Like you I believe in a higher power, but, unlike yours, mine is not a kind fatherly one. It is Nature, who with all its forces, beauties and necessary evils, rules our destinies according to its own irrevocable laws. I can love that power for the beauty it has brought into the world, and admire it for the strength that makes us understand how futile and useless it would be to appeal to it in prayer.

Love, like strength and courage, is a strange thing; the more we give the more we find we have to give. Once given out love is set rolling for ever to amass more, resembling an avalanche by the irresistible force with which it sweeps aside all obstacles, but utterly unlike in its effect, for it brings happiness wherever it passes and lands destruction nowhere.

Why start an infant’s life with ideas of fear and sin? Let love be their only religion — a love they can understand and handle. With so many people hungering for love, why give so great a part up to Deity? Acknowledge, Doctor, if you had not had your good share of human love, a mother’s, a wife’s, and your children’s, you would not so well understand the other. A child, I think, is taught untruthfulness when you make him say that he loves God.

As to children’s inquiries, they are often wrongly answered, and the higher the subject, the more you think yourself justified in lying to them. From these same children you expect in return truly felt love, good acts, truthfulness and a desire to learn… You absolutely cripple a child by not allowing him to think clearly on all subjects — and no dogmatic religion will stand thinking.

We always fear the unknown.

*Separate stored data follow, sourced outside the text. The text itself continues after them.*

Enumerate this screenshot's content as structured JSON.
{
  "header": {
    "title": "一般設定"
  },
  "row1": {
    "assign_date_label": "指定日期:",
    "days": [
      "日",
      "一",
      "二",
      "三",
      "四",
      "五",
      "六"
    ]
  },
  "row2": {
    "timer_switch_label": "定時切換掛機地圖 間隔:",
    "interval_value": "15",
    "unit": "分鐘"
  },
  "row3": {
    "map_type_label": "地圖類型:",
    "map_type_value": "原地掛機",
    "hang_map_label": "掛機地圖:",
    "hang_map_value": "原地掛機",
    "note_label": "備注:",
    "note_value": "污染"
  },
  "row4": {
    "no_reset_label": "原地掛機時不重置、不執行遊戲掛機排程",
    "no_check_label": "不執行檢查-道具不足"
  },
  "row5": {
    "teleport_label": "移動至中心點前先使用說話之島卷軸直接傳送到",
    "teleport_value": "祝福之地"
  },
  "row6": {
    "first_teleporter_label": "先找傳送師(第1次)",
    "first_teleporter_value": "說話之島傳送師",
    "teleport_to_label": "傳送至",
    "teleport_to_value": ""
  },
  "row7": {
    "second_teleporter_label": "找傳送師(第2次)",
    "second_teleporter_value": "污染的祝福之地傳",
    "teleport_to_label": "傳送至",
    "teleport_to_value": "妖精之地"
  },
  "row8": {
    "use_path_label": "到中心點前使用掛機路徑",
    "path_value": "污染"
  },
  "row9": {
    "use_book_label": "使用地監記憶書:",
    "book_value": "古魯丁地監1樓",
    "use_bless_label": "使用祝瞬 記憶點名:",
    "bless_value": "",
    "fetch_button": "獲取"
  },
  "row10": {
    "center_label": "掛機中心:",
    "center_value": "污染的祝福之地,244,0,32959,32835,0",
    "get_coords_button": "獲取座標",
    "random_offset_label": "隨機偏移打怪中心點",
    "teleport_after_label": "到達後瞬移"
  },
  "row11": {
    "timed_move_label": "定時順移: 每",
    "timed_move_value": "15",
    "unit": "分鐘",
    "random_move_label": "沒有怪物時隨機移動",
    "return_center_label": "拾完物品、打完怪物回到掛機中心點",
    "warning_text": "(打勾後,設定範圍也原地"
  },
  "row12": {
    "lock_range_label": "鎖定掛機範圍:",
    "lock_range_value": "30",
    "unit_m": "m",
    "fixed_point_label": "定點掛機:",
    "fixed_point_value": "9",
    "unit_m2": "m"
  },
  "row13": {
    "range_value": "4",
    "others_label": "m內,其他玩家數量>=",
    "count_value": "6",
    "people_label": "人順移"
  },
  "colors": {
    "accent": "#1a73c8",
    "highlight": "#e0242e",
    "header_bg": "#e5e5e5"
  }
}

I am not a coward and do not fear death, which to me means nothing more than sleep, but I cannot become resigned to leave this beautiful world with all the treasures it holds for me and for everyone who knows how to understand and appreciate them… To leave a good example to those I love [is] my only understanding of immortality.”

(There is more, and there is art, in the article.)

Can we take credit for doing right, for kindness, fairness, or sympathy for others, if it is done in expectation of a “reward” in the end?

To see the needs of our fellow humans and to know that they, like our own needs, should be fulfilled, and to do our best to assure that happens, this is how we know inside that we lived well, that we saw and felt the beauty, and knew love.